To be clear, as far as I know, Seeking Alpha has not given any specific numerical guidance as to what constitutes Strong Buy, Buy, Hold, Sell or Strong Sell ratings. I would have preferred to have specific designations for price movements and total return, something one might have expected from someone that chose Crunching Numbers as a pseudonym. Regardless…
Background
The dividend was the primary reason I had first purchased this stock, and it was the reason I have been writing positive articles about this equity for the past several years. Obviously, ten consecutive quarterly increases of that dividend and a low payout ratio have also been contributing factors. The CEO, Ivan Kaufman, noted the following early in the Q3 earnings conference call:
We have a premium operating platform, with multiple products that generate many diverse income streams, allowing us to consistently produce earnings that are well in excess of a dividend. This has allowed us to once again increase our dividend to $0.40 a share, representing our 10th consecutive quarterly dividend increase with 33% growth over that time period, all while maintaining the lowest payout ratio in the industry. We’ve also strategically built a platform to succeed in all cycles, and as a result, we believe we are extremely well positioned to thrive in this economic downturn.
So, with all of these positives, why am I lowering my rating? The main reason is the current price, and its rise to $15.12. At that price, the forward yield drops to 10.58%, and 10% should be an important yardstick for investors. Over the past decade, we have seen outsized gains and losses in the market as measured by the S&P 500. Last year, the S&P 500 returned a negative 18%, although the gains for the past three, five, and ten year periods were all quite positive. Most important, however, is that over the past century the long term average annual total return for the S&P 500 (including reinvested dividends) is just a bit below 10%.
The current Arbor dividend alone is more than 10%, and that should be enough to earn the equity a hold. To earn a Buy rating I would like my recommendation to beat the long term average total return for the S&P 500 by five to ten percentage points over the following year. For a Strong Buy, I would want to see a total return of 20%-25%. Clearly, Arbor has essentially met the Strong Buy criteria made in the December of 2022 based on price appreciation of more than ten percent in addition to its 10% dividend.
Then, consider that the dividend represents “the lowest payout ratio in the industry” and that Arbor’s income streams “produce earnings that are well in excess of a dividend”. These factors should indicate that further increases to the dividend will be on the way to shareholders. And, of course, all things being equal, the share price should show significant gains based on the expectation of rising earnings and dividends.
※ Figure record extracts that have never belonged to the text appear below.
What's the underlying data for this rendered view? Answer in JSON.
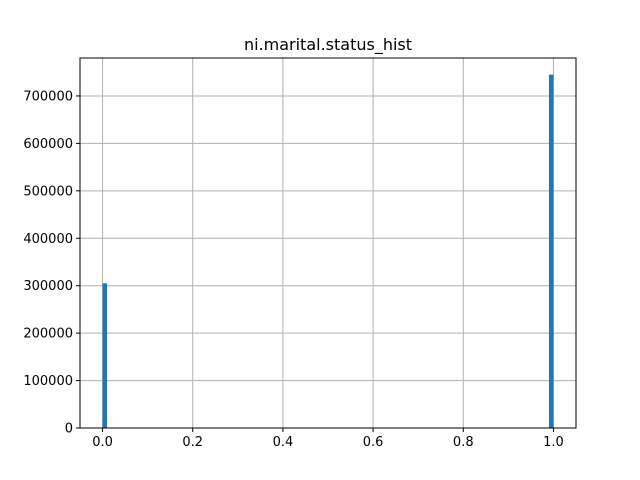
{
  "chart_data": {
    "type": "bar",
    "title": "ni.marital.status_hist",
    "xlabel": "",
    "ylabel": "",
    "xlim": [
      -0.05,
      1.05
    ],
    "ylim": [
      0,
      780000
    ],
    "grid": true,
    "bar_color": "#1f77b4",
    "bins": [
      {
        "x_start": 0.0,
        "x_end": 0.01,
        "count": 305000
      },
      {
        "x_start": 0.99,
        "x_end": 1.0,
        "count": 745000
      }
    ],
    "x_ticks": [
      0.0,
      0.2,
      0.4,
      0.6,
      0.8,
      1.0
    ],
    "x_tick_labels": [
      "0.0",
      "0.2",
      "0.4",
      "0.6",
      "0.8",
      "1.0"
    ],
    "y_ticks": [
      0,
      100000,
      200000,
      300000,
      400000,
      500000,
      600000,
      700000
    ],
    "y_tick_labels": [
      "0",
      "100000",
      "200000",
      "300000",
      "400000",
      "500000",
      "600000",
      "700000"
    ]
  }
}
For me, these factors alone would be enough to justify a buy rating at the current price. To justify a Strong Buy, I would want to see the share price appreciate at least 15% from the recent $15.12 price. Can it get above $17.38 over the next year? It’s possible, but in a rising interest rate environment I believe it will be difficult to achieve. For these reasons I am lowering my rating from “Strong Buy” to “Buy”.
Additional Disclosures
We are currently overweight Arbor, with the equity representing approximately 8.8% of our investment accounts. This includes one large trading position where I was caught holding a block of shares not too far off its 2021 high. The large dividend makes holding the shares tolerable, but should I get the opportunity to liquidate the position at a gain – or even a reasonable loss, I could sell that position at any time. I would like to think that I am able to write about Arbor without letting my personal holdings and the gains and losses unduly bias my assessment.
Recent News
The company is scheduled to release its Q4 results before the market opens on Friday, February 17, and subsequently hold its Q4 conference call at 10:00 a.m. Eastern Time. I expect more good news from the company, and would not be at all surprised to see an eleventh consecutive quarterly increase in the dividend that morning.
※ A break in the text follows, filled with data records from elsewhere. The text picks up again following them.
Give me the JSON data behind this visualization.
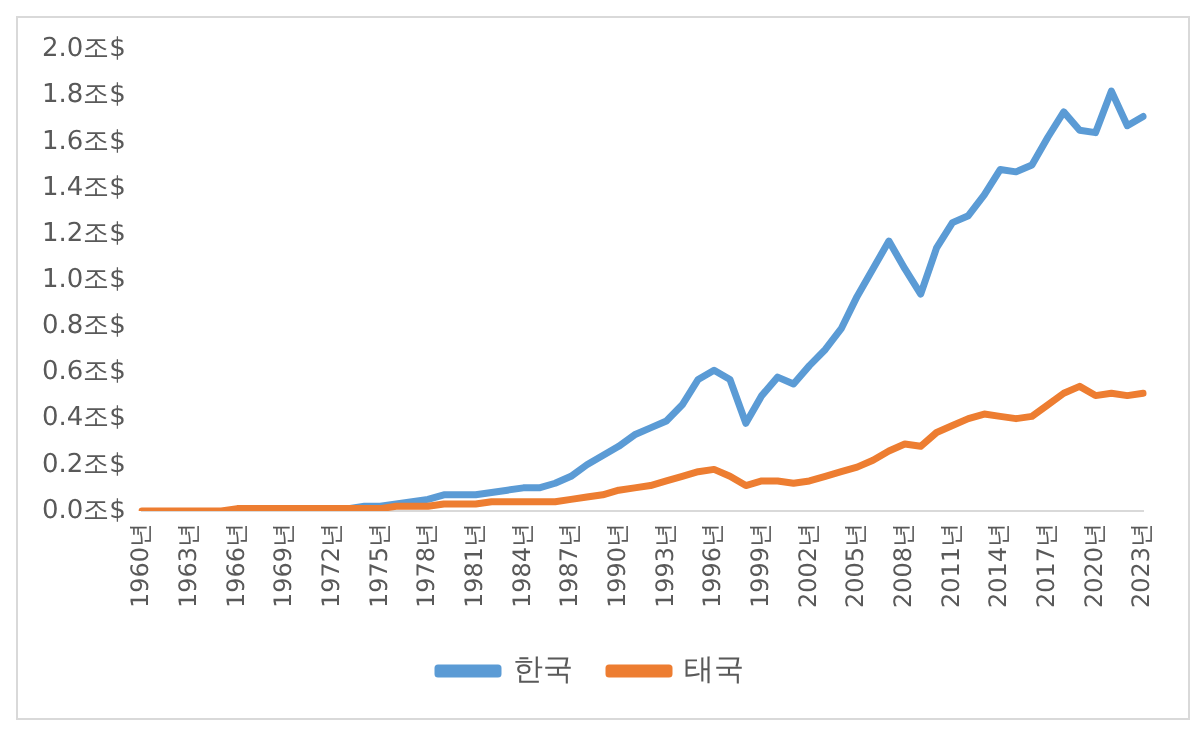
{
  "chart_data": {
    "type": "line",
    "categories": [
      "1960년",
      null,
      null,
      "1963년",
      null,
      null,
      "1966년",
      null,
      null,
      "1969년",
      null,
      null,
      "1972년",
      null,
      null,
      "1975년",
      null,
      null,
      "1978년",
      null,
      null,
      "1981년",
      null,
      null,
      "1984년",
      null,
      null,
      "1987년",
      null,
      null,
      "1990년",
      null,
      null,
      "1993년",
      null,
      null,
      "1996년",
      null,
      null,
      "1999년",
      null,
      null,
      "2002년",
      null,
      null,
      "2005년",
      null,
      null,
      "2008년",
      null,
      null,
      "2011년",
      null,
      null,
      "2014년",
      null,
      null,
      "2017년",
      null,
      null,
      "2020년",
      null,
      null,
      "2023년"
    ],
    "series": [
      {
        "name": "한국",
        "color": "#5b9bd5",
        "values": [
          null,
          null,
          null,
          null,
          null,
          null,
          null,
          null,
          null,
          null,
          null,
          null,
          null,
          0.01,
          0.02,
          0.02,
          0.03,
          0.04,
          0.05,
          0.07,
          0.07,
          0.07,
          0.08,
          0.09,
          0.1,
          0.1,
          0.12,
          0.15,
          0.2,
          0.24,
          0.28,
          0.33,
          0.36,
          0.39,
          0.46,
          0.57,
          0.61,
          0.57,
          0.38,
          0.5,
          0.58,
          0.55,
          0.63,
          0.7,
          0.79,
          0.93,
          1.05,
          1.17,
          1.05,
          0.94,
          1.14,
          1.25,
          1.28,
          1.37,
          1.48,
          1.47,
          1.5,
          1.62,
          1.73,
          1.65,
          1.64,
          1.82,
          1.67,
          1.71
        ]
      },
      {
        "name": "태국",
        "color": "#ed7d31",
        "values": [
          0,
          0,
          0,
          0,
          0,
          0,
          0.01,
          0.01,
          0.01,
          0.01,
          0.01,
          0.01,
          0.01,
          0.01,
          0.01,
          0.01,
          0.02,
          0.02,
          0.02,
          0.03,
          0.03,
          0.03,
          0.04,
          0.04,
          0.04,
          0.04,
          0.04,
          0.05,
          0.06,
          0.07,
          0.09,
          0.1,
          0.11,
          0.13,
          0.15,
          0.17,
          0.18,
          0.15,
          0.11,
          0.13,
          0.13,
          0.12,
          0.13,
          0.15,
          0.17,
          0.19,
          0.22,
          0.26,
          0.29,
          0.28,
          0.34,
          0.37,
          0.4,
          0.42,
          0.41,
          0.4,
          0.41,
          0.46,
          0.51,
          0.54,
          0.5,
          0.51,
          0.5,
          0.51
        ]
      }
    ],
    "ylim": [
      0,
      2
    ],
    "yticks": [
      {
        "value": 0,
        "label": "0.0조$"
      },
      {
        "value": 0.2,
        "label": "0.2조$"
      },
      {
        "value": 0.4,
        "label": "0.4조$"
      },
      {
        "value": 0.6,
        "label": "0.6조$"
      },
      {
        "value": 0.8,
        "label": "0.8조$"
      },
      {
        "value": 1,
        "label": "1.0조$"
      },
      {
        "value": 1.2,
        "label": "1.2조$"
      },
      {
        "value": 1.4,
        "label": "1.4조$"
      },
      {
        "value": 1.6,
        "label": "1.6조$"
      },
      {
        "value": 1.8,
        "label": "1.8조$"
      },
      {
        "value": 2,
        "label": "2.0조$"
      }
    ],
    "grid": false,
    "legend": "bottom",
    "marker": "none",
    "line_style": "solid"
  }
}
Less clear was Arbor’s December news release about co-funding New York based Emerald Empire’s acquisition of Pangea Properties’ Chicago Portfolio, where details of the transaction were not fully disclosed.
Summary
Arbor is currently a solid investment opportunity, and despite its recent price appreciation, is still worthy of a Buy rating. It’s just not quite worthy of a Strong Buy rating from this particularly picky author.